In general, the analysis of malnutrition in children in different countries shows that this health issue has its causes and outcomes. Though malnutrition may be intended and unintended, it changes children’s lives considerably. The government and global organizations have to pay more attention to this problem and find a solution for the citizens of developed and developing countries. Nowadays, American, African, and Australian children are exposed to a variety of diseases and epidemics. The task of modern healthcare, nurses, and educators is not to make malnutrition continue taking children’s lives by offering new initiatives, engaging the government, and determining all risk factors.

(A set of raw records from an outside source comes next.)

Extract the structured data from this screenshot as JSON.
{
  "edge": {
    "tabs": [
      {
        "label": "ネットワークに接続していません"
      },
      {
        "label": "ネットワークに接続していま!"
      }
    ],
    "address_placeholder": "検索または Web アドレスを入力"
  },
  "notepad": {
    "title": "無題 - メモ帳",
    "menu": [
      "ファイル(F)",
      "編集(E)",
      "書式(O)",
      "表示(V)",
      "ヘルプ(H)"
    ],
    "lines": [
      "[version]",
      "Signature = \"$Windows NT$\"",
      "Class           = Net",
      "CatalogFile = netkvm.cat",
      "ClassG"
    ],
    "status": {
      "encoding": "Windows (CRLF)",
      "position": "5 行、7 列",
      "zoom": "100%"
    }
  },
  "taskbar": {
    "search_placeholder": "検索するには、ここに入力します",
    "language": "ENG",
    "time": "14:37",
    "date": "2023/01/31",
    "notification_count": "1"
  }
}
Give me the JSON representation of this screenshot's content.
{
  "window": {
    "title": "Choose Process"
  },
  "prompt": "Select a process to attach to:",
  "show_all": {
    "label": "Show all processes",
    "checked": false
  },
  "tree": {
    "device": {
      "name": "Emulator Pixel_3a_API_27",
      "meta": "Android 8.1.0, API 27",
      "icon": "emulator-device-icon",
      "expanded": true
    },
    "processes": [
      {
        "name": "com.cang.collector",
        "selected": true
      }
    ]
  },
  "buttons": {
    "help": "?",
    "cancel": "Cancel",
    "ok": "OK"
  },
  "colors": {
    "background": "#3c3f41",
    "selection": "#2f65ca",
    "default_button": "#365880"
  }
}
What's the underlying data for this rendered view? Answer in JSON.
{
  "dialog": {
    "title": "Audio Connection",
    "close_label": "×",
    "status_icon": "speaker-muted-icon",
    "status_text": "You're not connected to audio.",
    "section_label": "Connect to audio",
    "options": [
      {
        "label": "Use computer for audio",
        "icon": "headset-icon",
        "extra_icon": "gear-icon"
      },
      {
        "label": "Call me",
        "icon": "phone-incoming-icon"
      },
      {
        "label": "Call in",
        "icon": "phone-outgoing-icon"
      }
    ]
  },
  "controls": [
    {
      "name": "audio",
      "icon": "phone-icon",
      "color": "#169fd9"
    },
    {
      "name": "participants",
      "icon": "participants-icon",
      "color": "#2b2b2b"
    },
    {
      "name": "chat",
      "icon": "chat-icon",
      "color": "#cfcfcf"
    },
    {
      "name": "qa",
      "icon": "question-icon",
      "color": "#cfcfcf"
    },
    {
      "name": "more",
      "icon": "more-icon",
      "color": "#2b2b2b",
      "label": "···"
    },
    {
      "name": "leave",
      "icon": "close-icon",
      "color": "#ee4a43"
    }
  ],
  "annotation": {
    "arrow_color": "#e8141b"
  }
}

Bouma, S. (2017). Diagnosing pediatric malnutrition: Paradigm shifts of etiology-related definitions and appraisal of the indicators. Nutrition in Clinical Practice, 32(1), 52-67. Web.

Corkins, M. R. (2017). Why is diagnosing pediatric malnutrition important? Nutrition in Clinical Practice, 32(1), 15-18. Web.

Dengate, C. (2016). Huffington Post. Web.

Mabuza, E. (2018). Times Live. Web.

Mehta, N. M., Corkins, M. R., Lyman, B., Malone, A., Goday, P. S., Carney, L.,… American Society for Parenteral and Enteral Nutrition (ASPEN) Board of Directors. (2013). Defining pediatric malnutrition: A paradigm shift toward etiology-related definitions. Journal of Parenteral and Enteral Nutrition, 37(4), 460-481. Web.

Tette, E. M., Sifah, E. K., & Nartey, E. T. (2015). Factors affecting malnutrition in children and the uptake of interventions to prevent the condition. BMC Pediatrics, 15(1), 189. Web.

UNICEF, WHO, & World Bank Group. (2018).Web.